Spotlight on Recent Decisions 2021
The Delaware Superior Court recently dismissed a healthcare data breach lawsuit against Brandywine Urology Consultants (“Brandywine”) because it ruled that the victims of the breach failed to provide evidence of injuries or losses caused by a 2020 security incident and, therefore, lacked standing to sue. The suit, Abernathy, et al. v. Brandywine Urology Consultants, P.A., C.A. No. N20C-05-057 MMJ CCLD, resulted from a ransomware attack that was discovered by Brandywine in January 2020, and which was reportedly live on the network for two days before it was detected and isolated by the IT team. Interestingly, during the attack, cyberthieves accessed and encrypted records that included patient names, addresses, Social Security numbers, medical file numbers, claim data, and other financial and personal data but at no time did the cyberthieves attempt to extract a ransom. According to the Delaware Superior Court’s January 21, 2021 Opinion, Brandywine notified all of its patients of the attack via breach notification letters.

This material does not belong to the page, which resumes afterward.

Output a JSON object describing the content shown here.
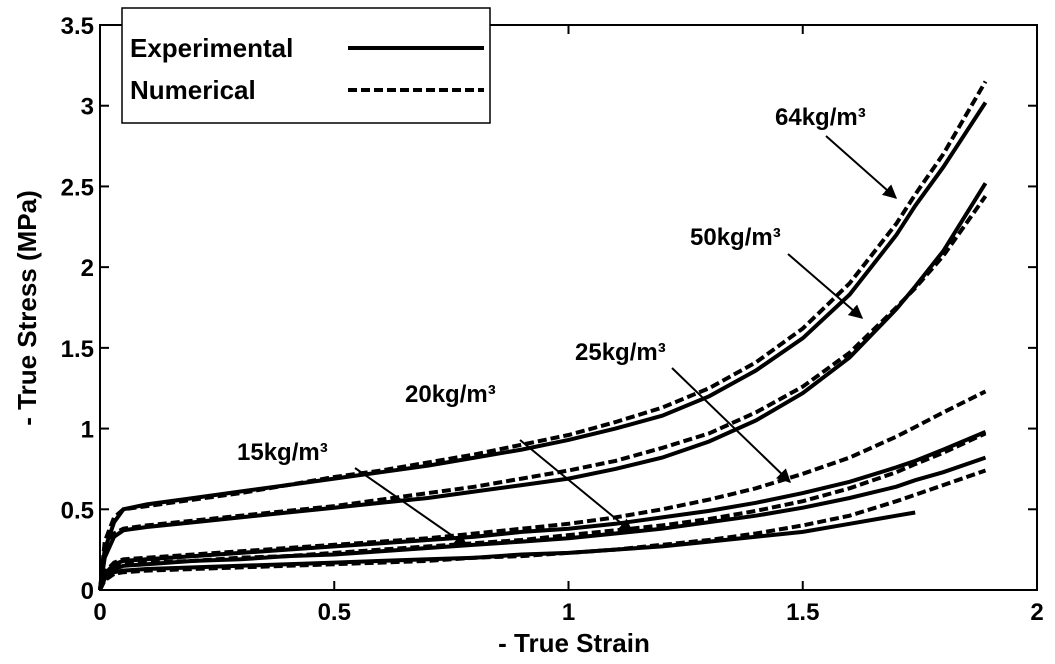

In May 2020, the breach victims filed suit against Brandywine, alleging negligence, invasion of privacy, breach of express contract, breach of implied contract, negligence per se, breach of fiduciary duty, noncompliance with the Delaware Computer Security Breach Act, and violation of the Delaware Consumer Fraud Act. In July 2020, Brandywine filed a motion to dismiss arguing that the plaintiffs lacked standing to sue—essentially that victims suffered no concrete, particularized, and actual or imminent injury-in-fact. In order to demonstrate “injury-in-fact” the victims alleged imminent risk of future harm, a loss of privacy, anxiety, failure to receive the benefit of the bargain, a loss of value to the property in personally identifying information, and disruption in medical care. The lawsuit sought mitigation expenses caused by the breach. In July 2020, Brandywine filed a motion to dismiss arguing that the plaintiffs lacked standing to bring the case to federal court—essentially that plaintiffs suffered no concrete, particularized, and actual or imminent injury-in-fact.
In its January 21, 2021 Opinion, the Delaware Superior Court stated that in “data breach cases [in Delaware], [p]laintiffs must provide at least some plausible specific allegations of actual or likely misuse of data to satisfy the standing requirement and avoid dismissal under [Superior Court Civil] rule 12(b)(1).” The court also noted that Delaware courts have not yet addressed the question of whether the imminent risk of future harm from a data breach constitutes an injury-in-fact sufficient to confer standing. Brandywine argued that it did not.
The court found that Brandywine’s breach notification specified that the breach was only a possible compromise of personal and financial information during the ransomware attack. It did not concede that it was a concrete and imminent threat. The court also determined that Brandywine appeared to act quickly in response to the breach and took the appropriate steps to investigate what had transpired. Ultimately, the court decided that Brandywine should not be punished for having notified individuals about a possible compromise of their data. In fact, the court expressed hesitancy about making any ruling that would chill efforts to notify patients or clients of security breaches out of an abundance of caution. The court stated that the mere fact that the attack occurred, without more, is insufficient to confer standing on plaintiffs. The court also found that mitigation costs, including credit monitoring and placing freezes and alerts with credit reporting agencies, do not create an injury sufficient to confer standing on plaintiffs who allege speculative harms resulting from a data breach.
In a similar case in the Middle District of Pennsylvania, cited in the Delaware Superior Court’s Opinion, the court also found that “[p]laintiffs’ alleged harm—that they are now at an increased risk of identity theft—does not suffice to allege an imminent injury.”
Though the courts remain fragmented on the issue of standing in data breach cases, the Delaware Superior Court’s opinion lays the groundwork for what may become the norm: a heightened pleading requirement for Article III standing in such cases.